GR 252198; (April, 2021) (Digest)
G.R. No. 252198 , April 27, 2021
SECURITIES AND EXCHANGE COMMISSION, PETITIONER, VS. COMMISSION ON AUDIT, RESPONDENT.
FACTS
Petitioner Securities and Exchange Commission (SEC) established a provident fund for its officials and employees pursuant to the Securities Regulation Code (SRC). Through SEC-EXS Resolution No. 144, Series of 2003, the SEC En Banc approved a 15% increase of its counterpart contribution to the provident fund, sourced from its retained income under Section 75 of the SRC, with employees contributing 3% from their salaries. The SEC relied on a Department of Budget and Management (DBM) Letter dated August 19, 2004, stating that the utilization of retained income was left to the discretion of the Commission.
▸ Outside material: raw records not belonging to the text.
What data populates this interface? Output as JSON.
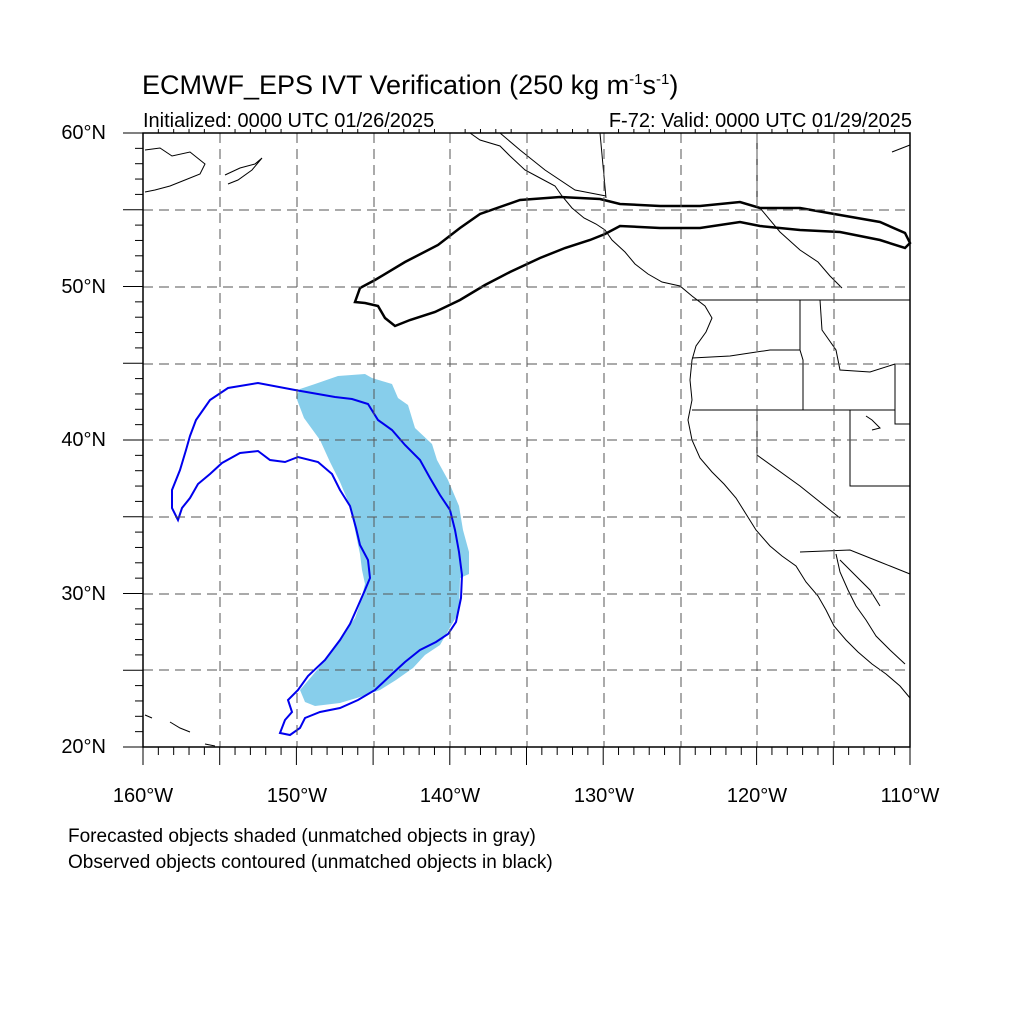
{
  "header": {
    "title_main": "ECMWF_EPS IVT Verification (250 kg m",
    "title_exp1": "-1",
    "title_mid": "s",
    "title_exp2": "-1",
    "title_end": ")",
    "initialized": "Initialized: 0000 UTC 01/26/2025",
    "valid": "F-72: Valid: 0000 UTC 01/29/2025"
  },
  "axes": {
    "lat_labels": [
      "60°N",
      "50°N",
      "40°N",
      "30°N",
      "20°N"
    ],
    "lon_labels": [
      "160°W",
      "150°W",
      "140°W",
      "130°W",
      "120°W",
      "110°W"
    ],
    "lat_range": [
      20,
      60
    ],
    "lon_range": [
      -160,
      -110
    ],
    "grid": "dashed every 5°"
  },
  "legend": {
    "line1": "Forecasted objects shaded (unmatched objects in gray)",
    "line2": "Observed objects contoured (unmatched objects in black)"
  },
  "colors": {
    "forecast_fill": "#87ceeb",
    "observed_matched": "#0000ee",
    "observed_unmatched": "#000000",
    "grid": "#555555"
  }
}
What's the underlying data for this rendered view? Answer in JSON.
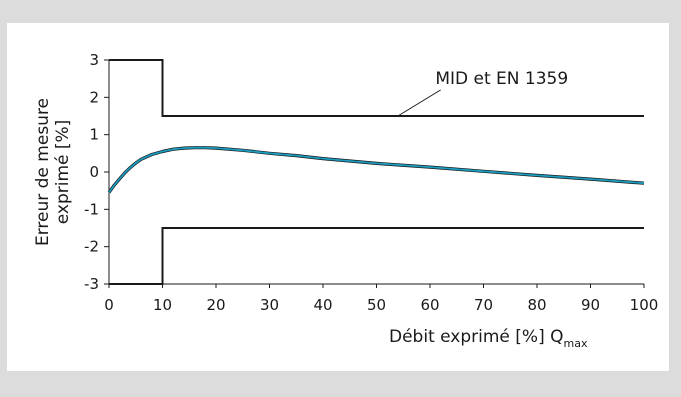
{
  "chart_data": {
    "type": "line",
    "xlabel": "Débit exprimé [%] Q",
    "xlabel_subscript": "max",
    "ylabel": [
      "Erreur de mesure",
      "exprimé [%]"
    ],
    "xlim": [
      0,
      100
    ],
    "ylim": [
      -3,
      3
    ],
    "x_ticks": [
      "0",
      "10",
      "20",
      "30",
      "40",
      "50",
      "60",
      "70",
      "80",
      "90",
      "100"
    ],
    "y_ticks": [
      "3",
      "2",
      "1",
      "0",
      "-1",
      "-2",
      "-3"
    ],
    "grid": false,
    "annotation": "MID et EN 1359",
    "limit_upper": {
      "x": [
        0,
        10,
        10,
        100
      ],
      "y": [
        3,
        3,
        1.5,
        1.5
      ]
    },
    "limit_lower": {
      "x": [
        0,
        10,
        10,
        100
      ],
      "y": [
        -3,
        -3,
        -1.5,
        -1.5
      ]
    },
    "series": [
      {
        "color": "#1c9cc0",
        "x": [
          0,
          1,
          2,
          3,
          4,
          5,
          6,
          8,
          10,
          12,
          14,
          16,
          18,
          20,
          25,
          30,
          35,
          40,
          50,
          60,
          70,
          80,
          90,
          100
        ],
        "y": [
          -0.55,
          -0.35,
          -0.18,
          -0.02,
          0.12,
          0.24,
          0.34,
          0.47,
          0.55,
          0.61,
          0.64,
          0.65,
          0.65,
          0.64,
          0.58,
          0.5,
          0.44,
          0.36,
          0.23,
          0.13,
          0.02,
          -0.09,
          -0.19,
          -0.3
        ]
      }
    ]
  }
}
Subsequently, SEC-EXS Resolution No. 137, series of 2004, approved the annual allocation of its provident fund contribution from its retained income starting 2004. In Fiscal Year 2010, the SEC disbursed P19,723,444.66 from its retained income as its counterpart contribution to the provident fund. The Commission on Audit (COA), through Notice of Disallowance No. 11-003-101-(10) dated December 10, 2011, disallowed this disbursement on the grounds that: (a) the use of retained income for personnel benefits was not in accord with the Special Provisions for the SEC in the General Appropriations Act for FY 2010, which limited its use to augmenting Maintenance and Other Operating Expenses (MOOE) and Capital Outlay (CO); (b) the grant of personnel benefits without specific appropriation was unauthorized under Presidential Decree No. 1177; and (c) the compensation plan, though comparable to other financial institutions, required approval of the Office of the President. The SEC appealed to the COA National Government Sector, which affirmed the disallowance. The COA Commission Proper, in Decision No. 2018-010 and Resolution No. 2020-180, sustained the disallowance and held the approving, certifying, and authorizing officers solidarily liable for the return of the entire amount. The SEC filed this Petition for Certiorari.
ISSUE
Whether the Commission on Audit committed grave abuse of discretion in affirming the disallowance of the SEC’s payment of contribution to the provident fund for its officers and employees, sourced from its retained income, and in holding the approving officers solidarily liable.
RULING
The Supreme Court DISMISSED the petition and AFFIRMED the Commission on Audit’s Decision No. 2018-010 and Resolution No. 2020-180. The Court held that the COA did not commit grave abuse of discretion. The disallowance was proper because the use of the SEC’s retained income for provident fund contributions violated the specific limitation under the Special Provisions of the General Appropriations Act for Fiscal Year 2010, which authorized the use of retained income solely to augment the MOOE and CO requirements of the Commission. The Court ruled that the SEC’s retained income, although an “off-budget” account, is still subject to the conditions imposed by law, including the annual appropriations act. The Court further held that the approving officers acted in good faith but were negligent in failing to observe the specific statutory limitation. Consequently, they are not liable to return the disallowed amount, provided that the payee-employees who received the benefits in good faith shall refund the amounts they received. The Court modified the liability, ordering the payee-employees to return the disallowed amounts they received, while the approving officers are not solidarily liable.